In Iran this week, the Supreme Court upheld a death sentence by stoning for a woman convicted of murdering her husband.
She will be buried up to her armpits and stoned, the Iranian news agency reported. However, a quirk of Islamic law says she can go free if she manages to escape while the stoning is taking place.
Fear of Dismemberment, Disenfranchisement
The death sentence by stoning is just one of a number of instances this week that illustrate the state of play for females living under the strict laws of Islam.
On Monday in Saudi Arabia, three people, including a mother and her daughter were beheaded in Saudi Arabia for murder. Decapitation for capital crimes such as murder and adultery in Saudi Arabia are routine.
Public amputations of fingers, hands and sometimes feet are performed in Iran, the Saudi kingdom and by the ruling Taliban in Afghanistan. Strict rules are also applied in Sudan.

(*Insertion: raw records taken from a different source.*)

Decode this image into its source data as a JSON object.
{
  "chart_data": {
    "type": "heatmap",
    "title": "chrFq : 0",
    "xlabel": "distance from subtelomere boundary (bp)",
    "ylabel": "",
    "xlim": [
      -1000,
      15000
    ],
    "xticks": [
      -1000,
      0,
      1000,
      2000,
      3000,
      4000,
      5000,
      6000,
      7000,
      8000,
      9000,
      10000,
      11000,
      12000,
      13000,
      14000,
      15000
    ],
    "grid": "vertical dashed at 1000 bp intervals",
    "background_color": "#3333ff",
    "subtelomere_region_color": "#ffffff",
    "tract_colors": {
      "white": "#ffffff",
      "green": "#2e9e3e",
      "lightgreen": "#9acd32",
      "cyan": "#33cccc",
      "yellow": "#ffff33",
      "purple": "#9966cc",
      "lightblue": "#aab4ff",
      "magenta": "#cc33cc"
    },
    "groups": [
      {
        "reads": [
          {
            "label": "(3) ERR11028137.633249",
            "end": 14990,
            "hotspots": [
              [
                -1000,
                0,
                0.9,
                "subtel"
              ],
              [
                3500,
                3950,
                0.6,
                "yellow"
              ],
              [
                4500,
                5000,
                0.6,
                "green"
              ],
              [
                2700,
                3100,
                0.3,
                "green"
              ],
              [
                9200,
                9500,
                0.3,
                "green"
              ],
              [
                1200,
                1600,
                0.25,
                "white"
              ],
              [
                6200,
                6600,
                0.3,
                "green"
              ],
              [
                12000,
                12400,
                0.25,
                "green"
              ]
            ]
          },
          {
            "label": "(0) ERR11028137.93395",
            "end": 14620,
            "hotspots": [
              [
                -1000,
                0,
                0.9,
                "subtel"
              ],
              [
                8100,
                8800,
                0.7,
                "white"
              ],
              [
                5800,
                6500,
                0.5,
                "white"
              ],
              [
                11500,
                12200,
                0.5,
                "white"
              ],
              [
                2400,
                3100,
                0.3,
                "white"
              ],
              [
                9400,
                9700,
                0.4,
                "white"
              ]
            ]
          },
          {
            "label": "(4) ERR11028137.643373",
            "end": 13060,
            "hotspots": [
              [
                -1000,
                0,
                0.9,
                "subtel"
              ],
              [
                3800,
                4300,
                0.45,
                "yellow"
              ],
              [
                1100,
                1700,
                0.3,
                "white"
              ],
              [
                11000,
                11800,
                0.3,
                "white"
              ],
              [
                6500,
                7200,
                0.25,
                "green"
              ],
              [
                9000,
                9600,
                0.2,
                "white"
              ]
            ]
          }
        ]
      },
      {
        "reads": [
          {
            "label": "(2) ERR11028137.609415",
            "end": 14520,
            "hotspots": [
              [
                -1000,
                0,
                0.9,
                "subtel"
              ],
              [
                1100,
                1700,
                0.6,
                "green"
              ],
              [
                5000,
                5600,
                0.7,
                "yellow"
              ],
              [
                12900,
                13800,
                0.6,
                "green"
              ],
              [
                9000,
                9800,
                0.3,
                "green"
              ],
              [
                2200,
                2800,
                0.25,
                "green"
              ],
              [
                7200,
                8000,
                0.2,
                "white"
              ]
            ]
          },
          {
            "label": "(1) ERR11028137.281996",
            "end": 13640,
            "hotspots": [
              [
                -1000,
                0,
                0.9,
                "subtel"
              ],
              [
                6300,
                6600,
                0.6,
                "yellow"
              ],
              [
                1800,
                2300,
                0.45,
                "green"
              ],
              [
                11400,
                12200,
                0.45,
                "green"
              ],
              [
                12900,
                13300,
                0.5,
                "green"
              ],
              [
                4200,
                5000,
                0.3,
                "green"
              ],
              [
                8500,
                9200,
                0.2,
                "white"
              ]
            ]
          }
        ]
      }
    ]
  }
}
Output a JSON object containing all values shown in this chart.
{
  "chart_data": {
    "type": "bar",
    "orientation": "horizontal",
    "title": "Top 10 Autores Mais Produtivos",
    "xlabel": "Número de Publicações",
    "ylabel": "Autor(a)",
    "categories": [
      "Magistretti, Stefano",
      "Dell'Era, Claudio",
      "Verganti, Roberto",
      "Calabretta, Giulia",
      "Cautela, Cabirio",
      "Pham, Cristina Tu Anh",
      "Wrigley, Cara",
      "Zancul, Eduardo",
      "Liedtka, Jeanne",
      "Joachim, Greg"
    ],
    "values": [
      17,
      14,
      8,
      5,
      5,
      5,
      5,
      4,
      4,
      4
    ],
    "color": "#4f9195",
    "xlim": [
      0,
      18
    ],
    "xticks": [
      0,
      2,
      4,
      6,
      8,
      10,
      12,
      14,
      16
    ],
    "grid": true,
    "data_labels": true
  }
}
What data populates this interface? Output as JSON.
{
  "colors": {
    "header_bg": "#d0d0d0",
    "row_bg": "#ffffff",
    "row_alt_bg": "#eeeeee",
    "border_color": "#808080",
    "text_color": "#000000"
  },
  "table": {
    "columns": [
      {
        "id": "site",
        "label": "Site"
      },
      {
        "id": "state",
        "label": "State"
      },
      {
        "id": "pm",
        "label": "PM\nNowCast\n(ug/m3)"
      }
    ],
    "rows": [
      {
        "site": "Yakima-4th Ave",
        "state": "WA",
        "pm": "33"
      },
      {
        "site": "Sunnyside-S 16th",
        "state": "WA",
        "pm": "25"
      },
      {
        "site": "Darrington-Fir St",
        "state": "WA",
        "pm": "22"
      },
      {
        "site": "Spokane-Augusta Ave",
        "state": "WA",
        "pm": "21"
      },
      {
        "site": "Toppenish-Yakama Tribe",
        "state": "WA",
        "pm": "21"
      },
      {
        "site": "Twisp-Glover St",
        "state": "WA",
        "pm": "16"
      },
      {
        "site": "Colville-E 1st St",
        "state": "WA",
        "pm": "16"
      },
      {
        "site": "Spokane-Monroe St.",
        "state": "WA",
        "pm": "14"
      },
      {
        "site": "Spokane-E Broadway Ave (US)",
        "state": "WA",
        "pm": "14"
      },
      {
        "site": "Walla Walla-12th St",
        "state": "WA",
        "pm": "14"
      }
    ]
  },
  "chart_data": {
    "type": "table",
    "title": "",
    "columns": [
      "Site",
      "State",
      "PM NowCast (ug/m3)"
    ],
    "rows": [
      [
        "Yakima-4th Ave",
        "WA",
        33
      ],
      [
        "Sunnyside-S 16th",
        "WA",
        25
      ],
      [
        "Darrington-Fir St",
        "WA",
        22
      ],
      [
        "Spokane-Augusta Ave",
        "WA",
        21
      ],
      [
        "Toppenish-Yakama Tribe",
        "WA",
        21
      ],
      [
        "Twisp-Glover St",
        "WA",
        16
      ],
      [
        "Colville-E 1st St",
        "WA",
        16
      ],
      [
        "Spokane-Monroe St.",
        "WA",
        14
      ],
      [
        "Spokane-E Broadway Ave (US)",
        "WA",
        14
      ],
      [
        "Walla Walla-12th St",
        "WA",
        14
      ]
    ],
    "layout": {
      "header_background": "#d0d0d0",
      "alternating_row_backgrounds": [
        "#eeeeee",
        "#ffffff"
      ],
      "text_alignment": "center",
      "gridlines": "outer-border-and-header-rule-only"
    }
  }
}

Men also face harsh punishment under Sharia law in countries such as Saudia Arabia and Iran, but sentences delivered by the courts tend to be biased against women.
In Kuwait on Tuesday, amid 10th anniversary celebrations of the U.S.-led attack on Iraqi forces in Kuwait, the Constitutional Court rejected a new bid in a 40-year-old battle to give women the vote.
The plaintiff in the case was a male — Adnan Hussein al-Issa — who sued Kuwait's interior ministry for refusing to write the names of five women, including his own wife, into the parliamentary electoral rolls last year.
He said he had expected the verdict because conservative Islamists "control the government."
The Kuwait News Agency (KUNA) quoted Kuwait's chief justice as stating the decision, by an all-male, five-judge panel, was unanimous.
The same court, the highest in Kuwait, has thrown out four similar pleas filed by female activists who claimed Kuwait's electoral law barring female voting was discriminatory and unconstitutional.